Les possibilités de programmations sont bien plus nombreuses qu'avant, les anciens vont être un peu perdu au départ, mais ça devrait revenir rapidement.
Comme tout nouveau système, il se peut qu'il reste des bugs dedans, donc, on aura besoin que vous cherchiez la petite bête dedans, histoire de le faire crasher.

Autre chose, ce nouveau système de programmation va nous obliger à effacer votre programmation actuelle (le nouveau système n'étant absolument pas compatible avec l'ancien).
Donc c'est normal si lorsque vous vous reconnecterez sur votre robot, tout sa programmation a disparu.

Dernière chose, pour ceux qui n'ont pas encore reçu leur clé  ... *roulement de tambour* vous l'aurez lundi; le temps pour nous et les bêta testeurs actuels de bourriner un peu le nouveau système de programmation, et de dégrossir la chose.

----------


## Pandalex

Wouhou ! ('fin jespère)

----------


## Carpette

Mise à jour en ligne.
Vous pouvez revenir vous foutre sur la gueule.

----------


## Carpette

250 clés en cours d'envoi au moment même où j'écris ces lignes.
Si vous n'êtes pas parmis les heureux élus ... désolé (mais on a gardé vos mails pour un prochain envoi).

Il n'y aura plus d'annonce pour de nouvelles inscriptions à la béta, vu qu'on a eu une demande de clé supérieure à ce qu'on comptait envoyer, donc si vous n'avez rien reçu, vous aurez peut être un mail sans lire d'annonce sur CPC.

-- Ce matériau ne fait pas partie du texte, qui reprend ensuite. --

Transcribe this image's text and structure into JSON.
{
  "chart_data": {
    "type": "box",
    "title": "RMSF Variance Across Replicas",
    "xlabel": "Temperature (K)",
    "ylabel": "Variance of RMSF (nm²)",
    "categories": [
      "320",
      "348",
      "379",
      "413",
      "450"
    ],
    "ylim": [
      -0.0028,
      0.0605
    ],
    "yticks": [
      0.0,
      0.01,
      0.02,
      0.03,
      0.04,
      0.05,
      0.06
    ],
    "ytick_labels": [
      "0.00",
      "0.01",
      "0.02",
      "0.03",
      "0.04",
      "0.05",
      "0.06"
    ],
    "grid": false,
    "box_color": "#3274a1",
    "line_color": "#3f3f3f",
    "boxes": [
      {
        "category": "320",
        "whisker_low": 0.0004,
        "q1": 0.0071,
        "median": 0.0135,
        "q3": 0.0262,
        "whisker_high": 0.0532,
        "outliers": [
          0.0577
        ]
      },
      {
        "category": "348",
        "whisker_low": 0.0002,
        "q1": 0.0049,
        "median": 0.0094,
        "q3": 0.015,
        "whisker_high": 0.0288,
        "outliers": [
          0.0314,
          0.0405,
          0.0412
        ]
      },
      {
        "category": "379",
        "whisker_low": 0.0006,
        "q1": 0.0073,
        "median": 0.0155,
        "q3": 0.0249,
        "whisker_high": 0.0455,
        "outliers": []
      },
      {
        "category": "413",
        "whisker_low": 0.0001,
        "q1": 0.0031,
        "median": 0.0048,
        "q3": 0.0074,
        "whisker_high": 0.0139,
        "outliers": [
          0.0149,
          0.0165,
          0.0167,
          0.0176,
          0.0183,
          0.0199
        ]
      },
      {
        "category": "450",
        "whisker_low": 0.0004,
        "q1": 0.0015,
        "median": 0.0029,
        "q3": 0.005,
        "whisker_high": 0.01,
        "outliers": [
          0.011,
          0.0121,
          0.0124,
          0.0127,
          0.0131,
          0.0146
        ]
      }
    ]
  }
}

Encore une fois, vos retours sont importants pour nous, donc n'hésitez pas à en faire sur le forum du jeu, ou sur le forum CanardPC (il y a un topic Gnobot ici)

----------


## Rat-Cochon de l'espace

Le prochain envoi est prévu pour quelle année au juste ?

----------


## Gwargl

Bien vu le nouveau mode de programmation. Plus intuitif que l'ancien.

----------


## Pandalex

Je connaissais pas l'ancien mais le "?" en face de la première flèche qui reste en permanence me perturbe ...

----------